# There is always one that just has to have their photo taken



## lostprophet (Jun 29, 2007)

even if the photo being taken was never going to be of them


"Ohh Ohh take a photo of MEEEEEEeeeeee"


----------



## Alex_B (Jun 29, 2007)

what is me buddy Bob doing in that image?


----------



## Stretch Armstrong (Jun 29, 2007)

Alex, you _otter_ know better than to ask.


----------



## Tangerini (Jun 29, 2007)

yeah, looks like you practically have to beat them off with a stick.


----------



## Antarctican (Jun 29, 2007)

OMG, what a funny photo!!!!!!!!!!  Absolutely priceless.


----------



## Nein-reis (Jun 30, 2007)

ROFL... made my night!


----------



## pheonix991 (Jun 30, 2007)

Stretch Armstrong said:


> Alex, you _otter_ know better than to ask.

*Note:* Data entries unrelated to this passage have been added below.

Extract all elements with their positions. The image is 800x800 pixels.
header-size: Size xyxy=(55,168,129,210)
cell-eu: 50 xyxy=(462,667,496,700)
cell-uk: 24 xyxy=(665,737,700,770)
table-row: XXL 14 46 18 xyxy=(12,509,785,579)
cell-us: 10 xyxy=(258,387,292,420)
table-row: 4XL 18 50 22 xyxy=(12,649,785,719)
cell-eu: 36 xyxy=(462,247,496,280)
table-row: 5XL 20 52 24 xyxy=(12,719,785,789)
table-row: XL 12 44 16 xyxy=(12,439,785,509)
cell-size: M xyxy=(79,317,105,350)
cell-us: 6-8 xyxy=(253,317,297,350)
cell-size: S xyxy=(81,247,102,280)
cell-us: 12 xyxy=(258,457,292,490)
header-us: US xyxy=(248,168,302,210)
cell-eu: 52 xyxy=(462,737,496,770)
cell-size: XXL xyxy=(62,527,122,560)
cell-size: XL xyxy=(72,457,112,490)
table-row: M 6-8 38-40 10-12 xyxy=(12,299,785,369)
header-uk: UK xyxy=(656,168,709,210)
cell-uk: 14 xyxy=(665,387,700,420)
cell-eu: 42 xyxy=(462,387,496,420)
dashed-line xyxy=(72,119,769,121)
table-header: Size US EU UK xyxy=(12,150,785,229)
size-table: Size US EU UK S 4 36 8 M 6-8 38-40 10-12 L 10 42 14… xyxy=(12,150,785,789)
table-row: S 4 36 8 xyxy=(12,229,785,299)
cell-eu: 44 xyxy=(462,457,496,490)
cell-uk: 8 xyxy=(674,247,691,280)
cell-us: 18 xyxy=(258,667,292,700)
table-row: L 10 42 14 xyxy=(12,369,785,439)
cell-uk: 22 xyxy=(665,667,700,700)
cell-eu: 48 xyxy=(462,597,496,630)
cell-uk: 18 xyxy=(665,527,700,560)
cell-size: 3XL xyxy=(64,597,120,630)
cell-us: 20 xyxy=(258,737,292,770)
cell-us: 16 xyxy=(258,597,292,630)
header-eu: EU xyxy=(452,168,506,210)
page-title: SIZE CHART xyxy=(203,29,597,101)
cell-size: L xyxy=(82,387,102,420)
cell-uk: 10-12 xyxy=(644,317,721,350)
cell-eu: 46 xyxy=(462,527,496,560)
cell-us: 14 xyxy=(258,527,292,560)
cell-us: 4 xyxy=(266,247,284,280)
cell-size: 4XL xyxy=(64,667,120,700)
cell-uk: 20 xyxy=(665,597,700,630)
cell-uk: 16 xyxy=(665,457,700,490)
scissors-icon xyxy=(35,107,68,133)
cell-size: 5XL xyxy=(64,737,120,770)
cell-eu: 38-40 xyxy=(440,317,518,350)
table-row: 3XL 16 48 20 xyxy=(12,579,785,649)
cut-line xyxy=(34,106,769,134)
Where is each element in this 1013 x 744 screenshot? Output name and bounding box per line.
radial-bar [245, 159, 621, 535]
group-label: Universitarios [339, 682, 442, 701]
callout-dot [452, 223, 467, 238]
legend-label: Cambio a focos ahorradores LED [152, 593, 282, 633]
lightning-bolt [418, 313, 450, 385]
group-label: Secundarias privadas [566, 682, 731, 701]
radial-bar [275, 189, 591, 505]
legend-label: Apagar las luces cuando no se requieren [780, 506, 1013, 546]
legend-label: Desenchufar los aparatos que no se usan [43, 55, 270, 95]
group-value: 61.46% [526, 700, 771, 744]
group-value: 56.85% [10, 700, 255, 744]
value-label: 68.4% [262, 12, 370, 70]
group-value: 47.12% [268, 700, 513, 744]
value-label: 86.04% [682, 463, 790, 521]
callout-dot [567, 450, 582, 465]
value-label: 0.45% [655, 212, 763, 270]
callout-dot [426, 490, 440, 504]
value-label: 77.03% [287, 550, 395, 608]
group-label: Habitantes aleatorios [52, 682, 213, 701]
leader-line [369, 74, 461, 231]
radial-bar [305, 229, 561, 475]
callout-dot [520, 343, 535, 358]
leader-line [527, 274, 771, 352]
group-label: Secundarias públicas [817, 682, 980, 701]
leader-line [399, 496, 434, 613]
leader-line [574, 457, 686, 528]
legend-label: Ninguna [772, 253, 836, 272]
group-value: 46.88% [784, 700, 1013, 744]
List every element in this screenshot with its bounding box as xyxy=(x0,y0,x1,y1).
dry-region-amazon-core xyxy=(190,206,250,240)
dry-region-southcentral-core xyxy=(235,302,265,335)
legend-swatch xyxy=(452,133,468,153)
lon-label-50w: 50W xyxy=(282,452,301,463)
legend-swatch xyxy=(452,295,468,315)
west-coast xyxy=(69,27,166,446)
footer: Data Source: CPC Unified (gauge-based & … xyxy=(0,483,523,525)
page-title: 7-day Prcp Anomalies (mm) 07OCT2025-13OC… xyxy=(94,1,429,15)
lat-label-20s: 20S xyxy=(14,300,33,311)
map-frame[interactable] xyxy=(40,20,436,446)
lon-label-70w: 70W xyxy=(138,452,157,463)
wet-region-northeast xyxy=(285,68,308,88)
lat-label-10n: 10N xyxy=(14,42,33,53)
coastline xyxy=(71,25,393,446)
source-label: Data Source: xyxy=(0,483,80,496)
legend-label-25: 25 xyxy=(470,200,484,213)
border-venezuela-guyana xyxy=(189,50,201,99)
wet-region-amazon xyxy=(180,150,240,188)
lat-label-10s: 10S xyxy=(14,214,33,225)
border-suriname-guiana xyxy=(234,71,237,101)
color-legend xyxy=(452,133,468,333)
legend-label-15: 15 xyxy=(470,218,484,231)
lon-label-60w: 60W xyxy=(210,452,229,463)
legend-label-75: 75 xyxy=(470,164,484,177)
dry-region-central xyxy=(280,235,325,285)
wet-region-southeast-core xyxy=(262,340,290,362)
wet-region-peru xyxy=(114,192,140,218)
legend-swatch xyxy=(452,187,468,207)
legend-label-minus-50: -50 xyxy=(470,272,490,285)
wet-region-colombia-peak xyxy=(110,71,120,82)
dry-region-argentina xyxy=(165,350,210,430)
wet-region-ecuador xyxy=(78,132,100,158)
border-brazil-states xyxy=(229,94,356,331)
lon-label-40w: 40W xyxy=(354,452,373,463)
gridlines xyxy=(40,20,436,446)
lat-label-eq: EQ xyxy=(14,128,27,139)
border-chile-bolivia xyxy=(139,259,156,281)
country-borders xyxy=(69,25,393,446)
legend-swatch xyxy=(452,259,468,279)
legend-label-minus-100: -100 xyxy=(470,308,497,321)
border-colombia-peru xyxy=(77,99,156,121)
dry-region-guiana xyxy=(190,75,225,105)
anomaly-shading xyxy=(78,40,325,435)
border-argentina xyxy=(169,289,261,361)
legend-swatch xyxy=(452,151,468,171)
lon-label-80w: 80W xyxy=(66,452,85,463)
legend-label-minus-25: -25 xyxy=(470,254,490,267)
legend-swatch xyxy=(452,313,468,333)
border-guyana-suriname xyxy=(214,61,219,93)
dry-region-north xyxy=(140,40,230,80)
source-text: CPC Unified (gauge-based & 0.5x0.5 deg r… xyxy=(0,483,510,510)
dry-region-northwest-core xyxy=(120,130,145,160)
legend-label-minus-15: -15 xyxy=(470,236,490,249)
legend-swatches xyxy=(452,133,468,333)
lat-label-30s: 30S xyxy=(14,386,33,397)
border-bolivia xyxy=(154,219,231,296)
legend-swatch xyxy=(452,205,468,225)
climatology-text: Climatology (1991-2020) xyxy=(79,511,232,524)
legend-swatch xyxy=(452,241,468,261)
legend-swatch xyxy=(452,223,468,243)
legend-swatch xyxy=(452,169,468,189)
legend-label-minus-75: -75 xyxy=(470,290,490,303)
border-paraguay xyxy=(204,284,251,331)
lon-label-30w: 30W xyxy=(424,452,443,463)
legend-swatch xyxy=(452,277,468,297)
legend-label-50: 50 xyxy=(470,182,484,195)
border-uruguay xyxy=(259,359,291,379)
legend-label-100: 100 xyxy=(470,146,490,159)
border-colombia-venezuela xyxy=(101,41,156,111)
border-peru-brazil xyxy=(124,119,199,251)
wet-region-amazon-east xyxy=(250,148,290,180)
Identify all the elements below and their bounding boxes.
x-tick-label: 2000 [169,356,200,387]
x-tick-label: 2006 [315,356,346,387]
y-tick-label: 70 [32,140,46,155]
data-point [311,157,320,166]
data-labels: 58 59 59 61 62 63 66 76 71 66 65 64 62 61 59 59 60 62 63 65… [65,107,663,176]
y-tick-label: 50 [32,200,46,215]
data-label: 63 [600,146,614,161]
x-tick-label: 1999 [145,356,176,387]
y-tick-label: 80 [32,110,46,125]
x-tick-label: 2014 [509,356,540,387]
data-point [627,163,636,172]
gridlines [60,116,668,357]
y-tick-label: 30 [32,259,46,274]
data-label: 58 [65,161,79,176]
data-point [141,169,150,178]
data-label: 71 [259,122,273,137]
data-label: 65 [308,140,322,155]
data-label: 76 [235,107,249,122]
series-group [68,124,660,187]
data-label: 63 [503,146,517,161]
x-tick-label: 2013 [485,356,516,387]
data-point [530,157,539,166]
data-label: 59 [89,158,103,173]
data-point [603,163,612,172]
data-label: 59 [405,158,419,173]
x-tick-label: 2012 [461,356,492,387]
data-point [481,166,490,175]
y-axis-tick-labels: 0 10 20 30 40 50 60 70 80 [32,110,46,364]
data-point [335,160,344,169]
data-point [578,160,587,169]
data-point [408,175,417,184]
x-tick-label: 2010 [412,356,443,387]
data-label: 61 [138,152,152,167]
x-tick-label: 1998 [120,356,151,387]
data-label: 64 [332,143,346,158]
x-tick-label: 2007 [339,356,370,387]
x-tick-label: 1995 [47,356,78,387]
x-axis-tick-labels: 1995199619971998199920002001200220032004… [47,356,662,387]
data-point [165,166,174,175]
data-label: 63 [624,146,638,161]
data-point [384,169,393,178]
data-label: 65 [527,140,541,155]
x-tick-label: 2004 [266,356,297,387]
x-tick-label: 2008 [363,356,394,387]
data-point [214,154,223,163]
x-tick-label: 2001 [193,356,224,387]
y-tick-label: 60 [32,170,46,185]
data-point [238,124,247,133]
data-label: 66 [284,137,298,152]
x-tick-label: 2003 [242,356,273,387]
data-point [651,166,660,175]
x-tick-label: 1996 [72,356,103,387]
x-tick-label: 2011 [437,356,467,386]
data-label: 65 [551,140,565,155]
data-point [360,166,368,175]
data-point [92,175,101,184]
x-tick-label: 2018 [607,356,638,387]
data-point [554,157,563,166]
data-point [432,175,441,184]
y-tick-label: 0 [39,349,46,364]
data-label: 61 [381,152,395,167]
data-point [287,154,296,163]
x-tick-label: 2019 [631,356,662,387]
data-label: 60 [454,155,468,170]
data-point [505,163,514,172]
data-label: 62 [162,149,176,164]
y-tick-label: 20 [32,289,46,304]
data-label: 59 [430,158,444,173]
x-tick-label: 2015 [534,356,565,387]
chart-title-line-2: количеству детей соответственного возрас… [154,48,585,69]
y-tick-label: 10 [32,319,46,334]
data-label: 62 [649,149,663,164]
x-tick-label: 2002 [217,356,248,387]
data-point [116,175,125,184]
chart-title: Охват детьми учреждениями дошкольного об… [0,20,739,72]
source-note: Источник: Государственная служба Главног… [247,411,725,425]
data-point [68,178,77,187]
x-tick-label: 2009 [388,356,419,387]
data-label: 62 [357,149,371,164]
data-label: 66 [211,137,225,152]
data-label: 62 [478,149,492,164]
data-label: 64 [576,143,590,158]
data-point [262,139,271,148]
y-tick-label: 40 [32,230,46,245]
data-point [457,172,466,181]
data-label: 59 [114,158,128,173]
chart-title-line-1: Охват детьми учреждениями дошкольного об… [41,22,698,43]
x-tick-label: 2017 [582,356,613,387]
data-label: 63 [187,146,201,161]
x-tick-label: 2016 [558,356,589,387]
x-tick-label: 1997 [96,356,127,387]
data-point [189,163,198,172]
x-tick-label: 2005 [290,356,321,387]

Patrick Janka, nobody likes puns, when will you learn...


----------



## doenoe (Jun 30, 2007)

hehehehe best shot evvvaaaaa


----------



## Holly (Jun 30, 2007)

This is to funny!!  I cant believe he got that close!


----------



## TamiyaGuy (Jul 1, 2007)

That was so funny! You can almost hear him shouting "no, not him, MEEEEE!"


----------



## the real slim aidy (Jul 4, 2007)

OTTERS!! great shot he knew u were the otter king he wanted ur autograph


----------



## lostprophet (Jul 5, 2007)

Tangerini said:


> yeah, looks like you practically have to beat them off with a stick.



never a truer word spoken


----------